The Argentine Republic condemns the violence taking place in Rwanda. First and foremost, Argentina is strongly of the opinion that there is no justification whatsoever for the violence and human rights violations that are becoming commonplace in Rwanda. That is not to say that the present situation is without cause, but to suggest that the violence is in any way appropriate is, quite simply, ludicrous. Of course, all human rights violations must be thoroughly investigated when the time is right, but suffice it to say that there are currently more pressing issues in Rwanda.
Argentina applauds all efforts by the Security Council to limit violence in Rwanda as much as possible. While it was not a Security Council member last year, it applauds the Council work for its establishment of the UN Assistance Mission for Rwanda (UNAMIR). In fact, Argentina advocates for an even larger role for the UNAMIR, viewing the organization as absolutely essential for a peaceful transition to peace in the country. Furthermore, Argentina proudly reaffirms its support for Security Council Resolution 893, which calls for the expansion of the UNAMIR and encouragement of the re-establishment of the Arusha Accords. Argentina considers the Arusha Accords to be the most perfect solution possible, and urges the government of Rwanda and the Rwandan Patriotic Front to cease their senseless violence and implement the Arusha Accords once again to ensure stability in the country. Both have deep passions for their homeland, so it is in the best interests of both the government and the RPF to work together to preserve it. Any minor, necessary tweaks that must be made to establish trust between the Rwandan government and the RPF would be welcomed. In particular, specific ways to finance the Accords, stricter methods of ensuring that the Rwandan government and the RPF are each following through, and more humanitarian aid are all essential for the Accords’ success. That said, Argentina strongly endorses the message of the Arusha Accords and would advocate for a similar compromise, one allowing for both the current government and the RPF to share power. This would have the powerful effect of creating a multilateral government in Rwanda and ending unilateral dominance by either the Hutu or the Tutsi, for if either group was in power, it would certainly persecute the other. By creating a government with representatives from each, Argentina hopes to end the hatred between the two sides that has plagued Rwanda for much of its history.

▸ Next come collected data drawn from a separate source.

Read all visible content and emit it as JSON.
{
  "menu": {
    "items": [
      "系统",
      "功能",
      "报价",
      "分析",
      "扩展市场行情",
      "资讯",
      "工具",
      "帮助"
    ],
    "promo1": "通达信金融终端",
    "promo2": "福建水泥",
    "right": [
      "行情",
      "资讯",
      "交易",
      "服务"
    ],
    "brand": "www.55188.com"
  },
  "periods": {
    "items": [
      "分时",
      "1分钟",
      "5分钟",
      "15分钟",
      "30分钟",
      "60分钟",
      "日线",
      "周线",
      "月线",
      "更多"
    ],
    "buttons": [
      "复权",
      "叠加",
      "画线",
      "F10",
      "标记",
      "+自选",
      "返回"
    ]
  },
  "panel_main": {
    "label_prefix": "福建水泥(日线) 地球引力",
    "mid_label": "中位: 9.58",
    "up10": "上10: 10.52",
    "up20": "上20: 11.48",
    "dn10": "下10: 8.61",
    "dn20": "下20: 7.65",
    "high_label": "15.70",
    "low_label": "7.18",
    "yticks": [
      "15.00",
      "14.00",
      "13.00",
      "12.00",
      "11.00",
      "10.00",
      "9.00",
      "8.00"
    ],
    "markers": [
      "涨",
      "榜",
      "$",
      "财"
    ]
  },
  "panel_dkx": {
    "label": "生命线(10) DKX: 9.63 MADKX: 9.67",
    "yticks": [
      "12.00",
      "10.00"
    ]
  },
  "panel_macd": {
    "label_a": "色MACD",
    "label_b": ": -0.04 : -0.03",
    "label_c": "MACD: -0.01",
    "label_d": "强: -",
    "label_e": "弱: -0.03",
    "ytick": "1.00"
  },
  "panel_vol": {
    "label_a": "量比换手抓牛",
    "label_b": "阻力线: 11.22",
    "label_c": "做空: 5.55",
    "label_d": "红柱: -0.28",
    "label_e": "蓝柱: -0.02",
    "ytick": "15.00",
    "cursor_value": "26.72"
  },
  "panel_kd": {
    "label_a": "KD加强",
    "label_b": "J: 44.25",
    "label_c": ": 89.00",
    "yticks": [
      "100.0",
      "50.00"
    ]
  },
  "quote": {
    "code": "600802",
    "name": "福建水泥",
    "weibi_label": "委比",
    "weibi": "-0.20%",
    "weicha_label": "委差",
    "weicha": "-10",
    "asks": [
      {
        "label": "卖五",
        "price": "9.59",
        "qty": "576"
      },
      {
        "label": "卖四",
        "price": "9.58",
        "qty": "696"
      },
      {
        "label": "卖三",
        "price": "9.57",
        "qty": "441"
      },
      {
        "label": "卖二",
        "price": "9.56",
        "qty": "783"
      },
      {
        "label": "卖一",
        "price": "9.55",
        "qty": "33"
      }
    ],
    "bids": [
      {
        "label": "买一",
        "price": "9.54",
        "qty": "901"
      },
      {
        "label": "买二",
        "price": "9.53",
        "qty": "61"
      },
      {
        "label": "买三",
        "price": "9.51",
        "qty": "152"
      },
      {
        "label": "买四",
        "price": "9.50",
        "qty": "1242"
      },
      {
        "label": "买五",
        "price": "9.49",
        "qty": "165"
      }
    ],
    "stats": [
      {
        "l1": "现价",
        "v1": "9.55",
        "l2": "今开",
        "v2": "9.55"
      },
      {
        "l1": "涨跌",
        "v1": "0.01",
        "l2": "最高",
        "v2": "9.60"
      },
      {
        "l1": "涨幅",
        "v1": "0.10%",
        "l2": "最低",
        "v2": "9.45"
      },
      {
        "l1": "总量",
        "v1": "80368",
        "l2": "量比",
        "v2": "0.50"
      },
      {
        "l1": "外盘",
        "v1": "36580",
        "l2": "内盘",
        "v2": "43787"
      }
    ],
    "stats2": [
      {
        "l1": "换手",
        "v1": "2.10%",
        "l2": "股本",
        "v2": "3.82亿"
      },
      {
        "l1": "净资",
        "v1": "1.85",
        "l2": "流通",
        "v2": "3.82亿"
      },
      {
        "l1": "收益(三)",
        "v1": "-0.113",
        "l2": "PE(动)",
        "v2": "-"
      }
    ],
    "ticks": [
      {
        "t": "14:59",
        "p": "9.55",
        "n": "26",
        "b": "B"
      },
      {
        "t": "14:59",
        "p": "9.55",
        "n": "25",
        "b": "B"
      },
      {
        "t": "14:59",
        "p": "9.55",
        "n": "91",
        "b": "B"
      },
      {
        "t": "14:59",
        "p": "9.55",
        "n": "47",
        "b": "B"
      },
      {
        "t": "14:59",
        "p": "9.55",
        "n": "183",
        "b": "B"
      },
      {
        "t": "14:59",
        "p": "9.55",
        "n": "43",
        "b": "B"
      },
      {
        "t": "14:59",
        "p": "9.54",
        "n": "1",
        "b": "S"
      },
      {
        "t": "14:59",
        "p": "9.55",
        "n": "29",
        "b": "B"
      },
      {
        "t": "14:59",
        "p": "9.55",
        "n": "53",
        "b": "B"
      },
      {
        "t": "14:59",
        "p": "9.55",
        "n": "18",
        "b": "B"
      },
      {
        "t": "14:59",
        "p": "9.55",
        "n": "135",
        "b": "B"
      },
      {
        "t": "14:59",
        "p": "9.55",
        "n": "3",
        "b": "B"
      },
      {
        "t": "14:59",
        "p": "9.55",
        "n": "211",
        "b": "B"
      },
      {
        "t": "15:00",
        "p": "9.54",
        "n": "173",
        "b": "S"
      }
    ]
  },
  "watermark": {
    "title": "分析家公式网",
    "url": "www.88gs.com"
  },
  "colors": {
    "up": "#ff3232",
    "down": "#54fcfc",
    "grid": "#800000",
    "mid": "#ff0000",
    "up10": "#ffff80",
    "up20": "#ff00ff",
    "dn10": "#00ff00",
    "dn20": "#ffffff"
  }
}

Of course, the first step to re-implementing a revised version of the Arusha Accords is securing a ceasefire. While Argentina acknowledges the severe hatred between Rwanda’s two dominant ethnic groups, it refuses to abandon hope that another negotiation session can be secured. As for arranging these all-important negotiations, Argentina once again looks to the Arusha Accords. In the opinion of Argentina, one of their great successes was the process by which they were negotiated -- that is, under supervision of several foreign countries as well as the Organization of African Unity. By maintaining a secure environment in a neutral location, the two sides were able to hold productive negotiations, even though they produced ultimately unsuccessful peace agreements this time around. Once a productive environment can be created, Argentina firmly believes that peace is a possibility, and that, with the guidance of the international community, Rwanda can prevent its situation from worsening to the point of a genocide.